The summer light is changing here in late July. The sun is rising a little later, the light is a little more golden, and the mists are gathering in the low spots.
It’s been a weirdly cool summer. A few hot days, but mostly May-like temperatures.
The way the light bends around the field, through the tall grasses – it’s almost like September already.
We take the ferry out to the island at a leisurely pace, seeing shipwrecks as we travel in Lake Huron, on a bright and sunny July day.
Things are different up here. There’s no sandy beaches, and the water is a degree or two above freezing. It’s just rock and water and wood. A peninsula jutting into the Georgian Bay, surrounding by little uninhabited rocky islands.
We get to Flowerpot Island, and there are tourists everywhere on the initial beach. Well-dressed Asian ladies and children scrambling over the limestone shore, into the freezing water.
But as you go deeper along the trails, away from the “flowerpots” that named the island, things are quieter. No screaming kids, no well-dressed Asian ladies. It’s just moss and rock and cedar trees.
And little trails of mottled light that reach the forest floor.

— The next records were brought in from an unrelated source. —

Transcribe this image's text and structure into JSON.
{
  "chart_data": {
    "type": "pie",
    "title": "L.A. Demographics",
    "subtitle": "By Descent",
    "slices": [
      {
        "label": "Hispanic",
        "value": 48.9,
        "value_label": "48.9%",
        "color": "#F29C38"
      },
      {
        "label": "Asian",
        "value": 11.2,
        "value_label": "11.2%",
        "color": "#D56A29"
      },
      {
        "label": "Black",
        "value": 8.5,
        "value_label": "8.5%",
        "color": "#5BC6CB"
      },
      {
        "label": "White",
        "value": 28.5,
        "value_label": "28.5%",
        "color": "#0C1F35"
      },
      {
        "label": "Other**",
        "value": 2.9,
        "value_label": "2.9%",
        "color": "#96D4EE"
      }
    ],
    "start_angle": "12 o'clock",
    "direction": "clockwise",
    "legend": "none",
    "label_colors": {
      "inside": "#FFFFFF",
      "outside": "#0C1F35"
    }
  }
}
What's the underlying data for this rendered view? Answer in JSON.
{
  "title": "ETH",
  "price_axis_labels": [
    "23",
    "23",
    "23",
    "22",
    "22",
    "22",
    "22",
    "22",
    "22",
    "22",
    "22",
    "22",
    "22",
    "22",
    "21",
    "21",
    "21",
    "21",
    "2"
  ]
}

It reminded me of one of Tolkien’s forests, full of story. The trees here aren’t nearly as old as Fangorn because their roots can’t get a good grip on the limestone rock, and so they fall. No tree here is ancient.
They are hardy, though, and they grip to life through terrible winters and stiff winds from the lake.
The sunlight reaches the forest floor in patches, highlighting a felled tree here, or a moss-grown rock there. It’s dramatic, and on parts of the island no one ever sees it.
I had a lot of fun stopping at the more lovely light patches to grab a few photos. Shadow and light – the mix was addictive after hiking along the trails, and I had to stay in the back of our group so I didn’t hold anyone up.
It was worth it. The photos have a mystique to them. Places without people often do, and that’s why we go there.